So, how would I have answered the question regarding my own reckoning of white privilege?
I grew up as a child surrounded by children and families of different ethnicities and cultures. As a child I knew that we were all different. I did see colour. I did see race. But all that mattered to me was who I liked and not where they came from. I remember being fascinated by what made their households different from mine: what they ate, their family living situations, their languages. What I couldn’t see as a young person was what the internal experiences of my friends were, the pain they and their families carried inside, what their history was. I was a young, white woman of privilege, who even during the most challenging times during my upbringing never had to worry about a roof over my head, food on my plate or getting to school. I was, however, bullied for being privileged and sexualized for being a woman and did have to learn how to manage that narrative at a young age. Those moments create empathy, but not a complete understanding, and certainly haven’t exempted me from creating something better for my neighbours.
There is still racism, sexism and discrimination everywhere we walk today. It’s sad but true. The real question for us all is: what are we going to learn today about the pain of others, and what will each of us do to not be part of the problem?
Through words, actions, support, and patterns of behaviour.
It’s time get comfortable being uncomfortable.
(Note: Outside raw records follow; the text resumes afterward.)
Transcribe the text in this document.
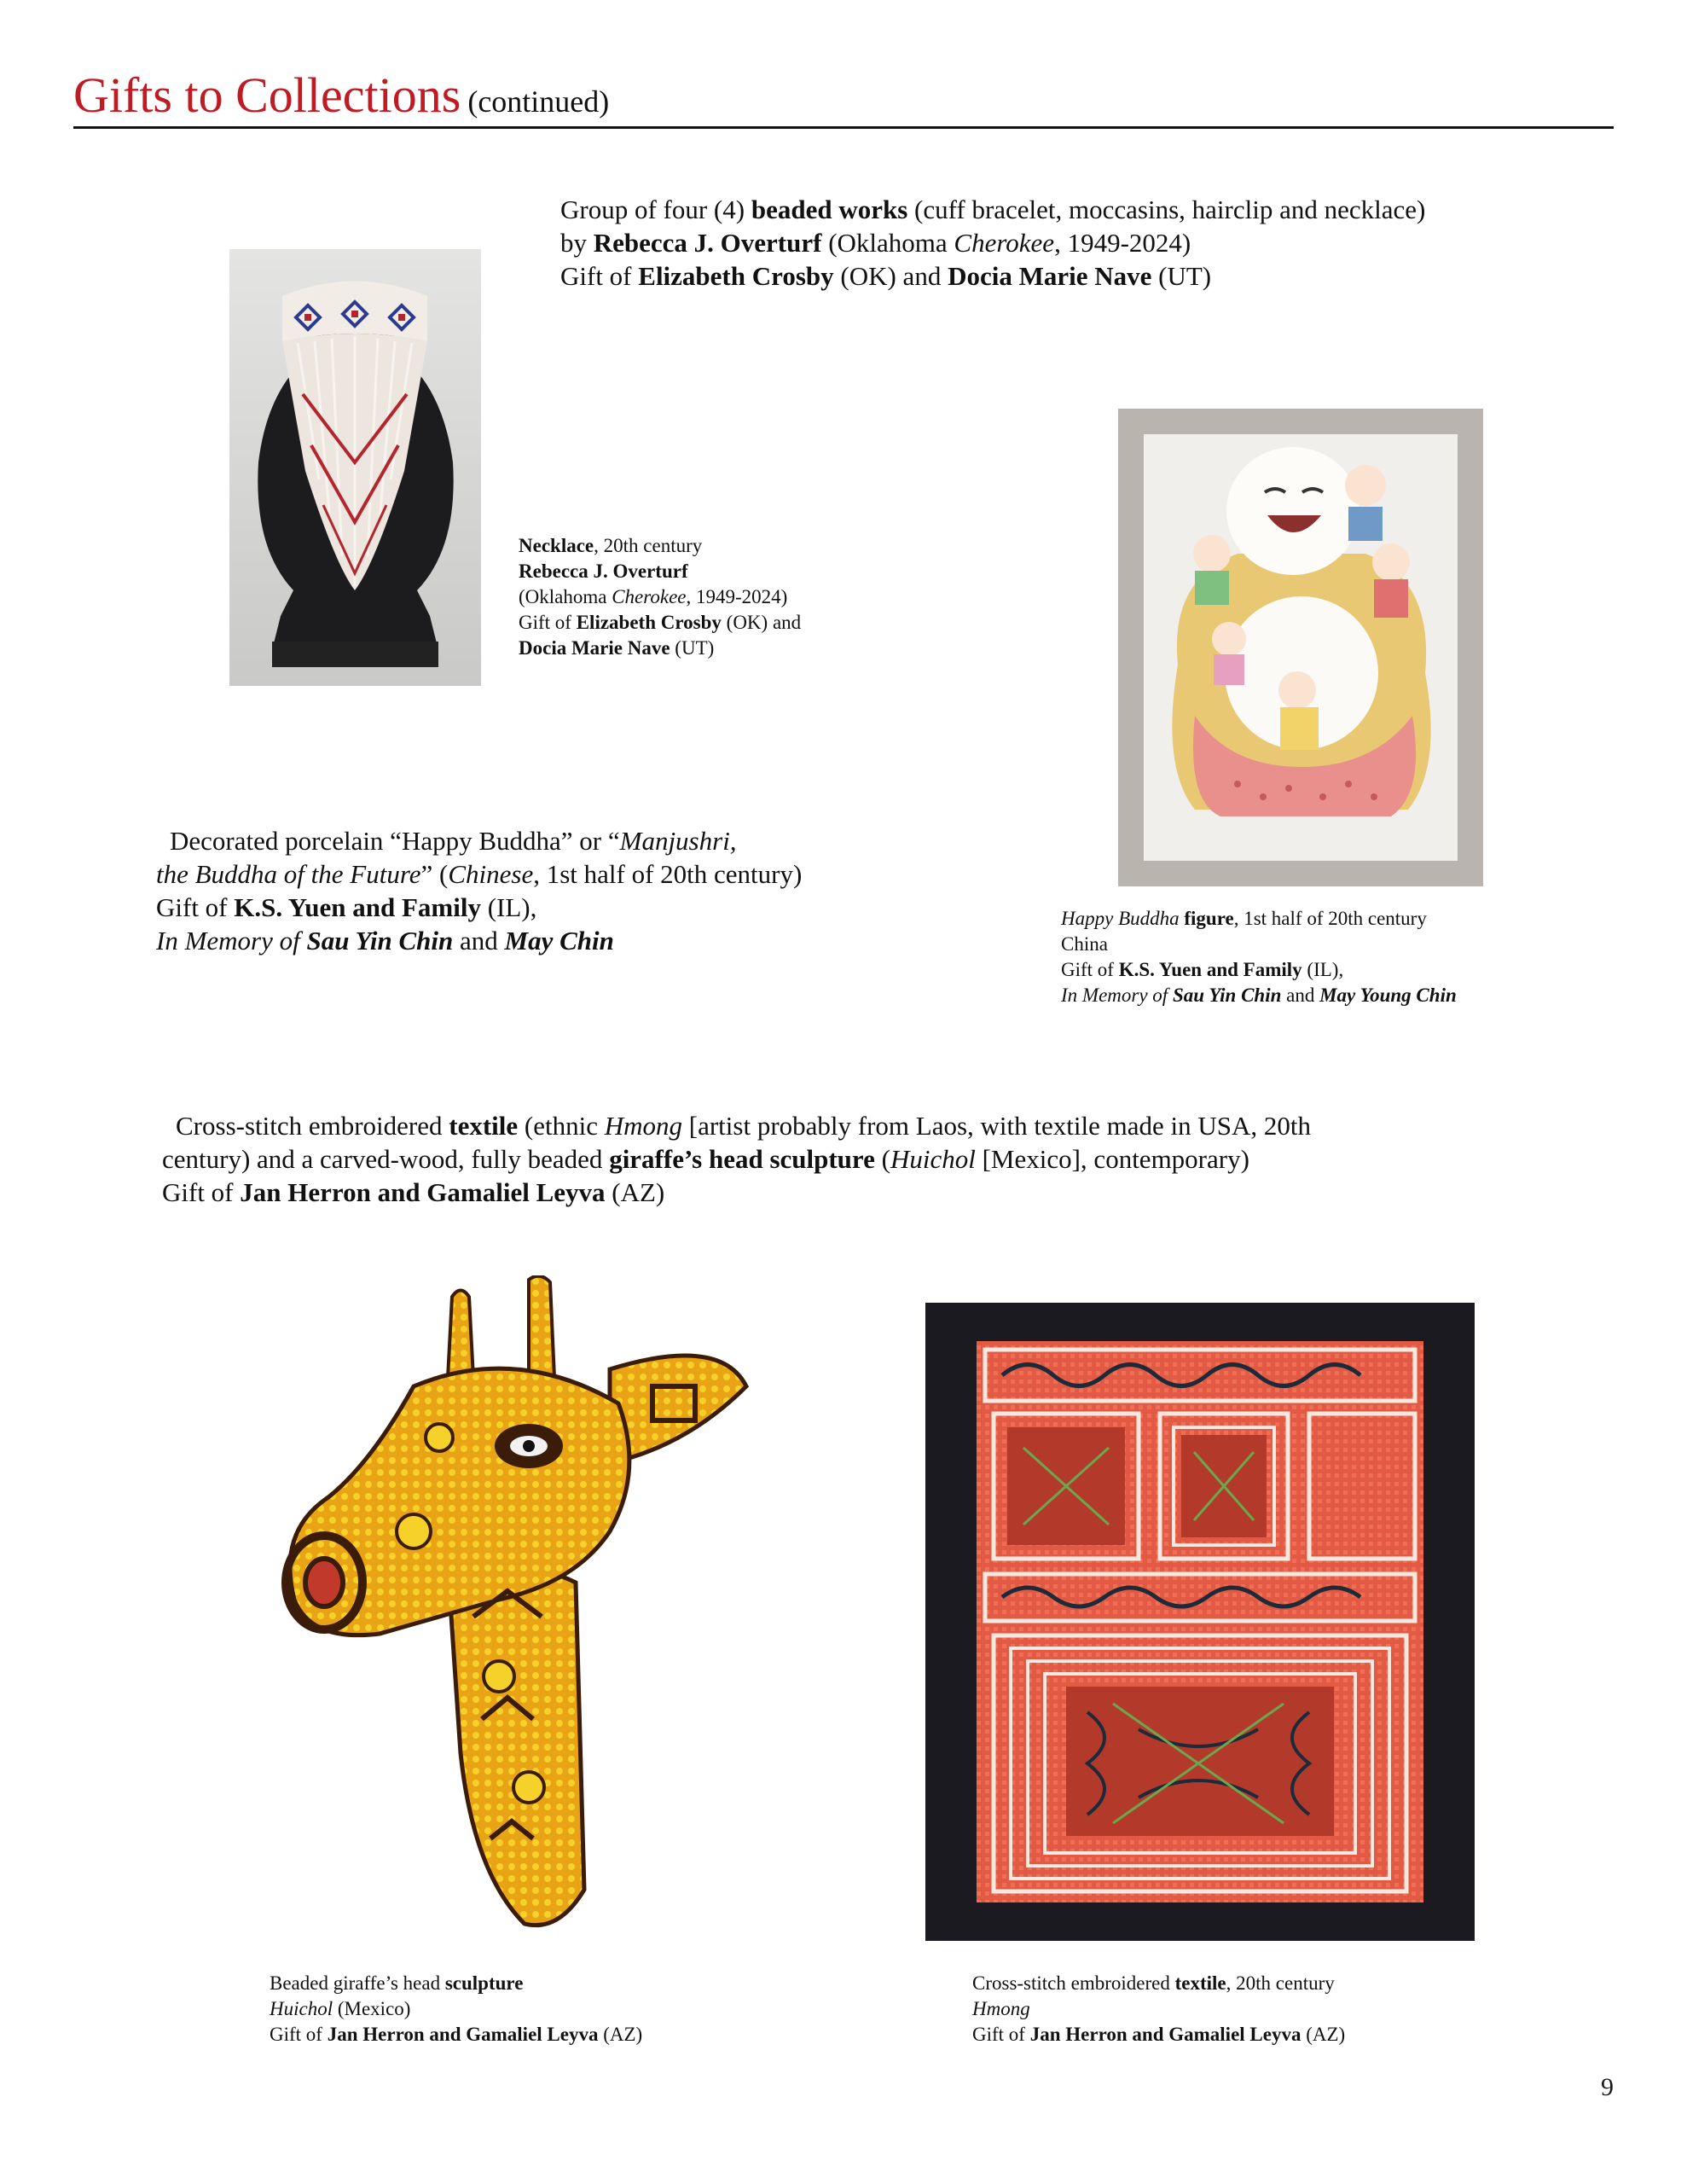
Gifts to Collections (continued)
Group of four (4) beaded works (cuff bracelet, moccasins, hairclip and necklace)
by Rebecca J. Overturf (Oklahoma Cherokee, 1949-2024)
Gift of Elizabeth Crosby (OK) and Docia Marie Nave (UT)
Necklace, 20th century
Rebecca J. Overturf
(Oklahoma Cherokee, 1949-2024)
Gift of Elizabeth Crosby (OK) and
Docia Marie Nave (UT)
Decorated porcelain “Happy Buddha” or “Manjushri,
the Buddha of the Future” (Chinese, 1st half of 20th century)
Gift of K.S. Yuen and Family (IL),
In Memory of Sau Yin Chin and May Chin
Happy Buddha figure, 1st half of 20th century
China
Gift of K.S. Yuen and Family (IL),
In Memory of Sau Yin Chin and May Young Chin
Cross-stitch embroidered textile (ethnic Hmong [artist probably from Laos, with textile made in USA, 20th
century) and a carved-wood, fully beaded giraffe’s head sculpture (Huichol [Mexico], contemporary)
Gift of Jan Herron and Gamaliel Leyva (AZ)
Beaded giraffe’s head sculpture
Huichol (Mexico)
Gift of Jan Herron and Gamaliel Leyva (AZ)
Cross-stitch embroidered textile, 20th century
Hmong
Gift of Jan Herron and Gamaliel Leyva (AZ)
9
If you are uncomfortable that means you have something to learn and that’s okay. Just because we don’t understand or don’t experience something, we must not negate someone else’s experience.
The Lieutenant Governor of BC, Janet Austin, challenged us all, midway through 2020, by asking us to join her, alongside leaders in government, business and social services, to pledge to uphold the Canadian values of diversity and inclusion and to oppose racism and hate in all its forms. She reminded us that we are stronger when we are #DifferentTogether.
This should not just be lip service. This is a call to action for us all.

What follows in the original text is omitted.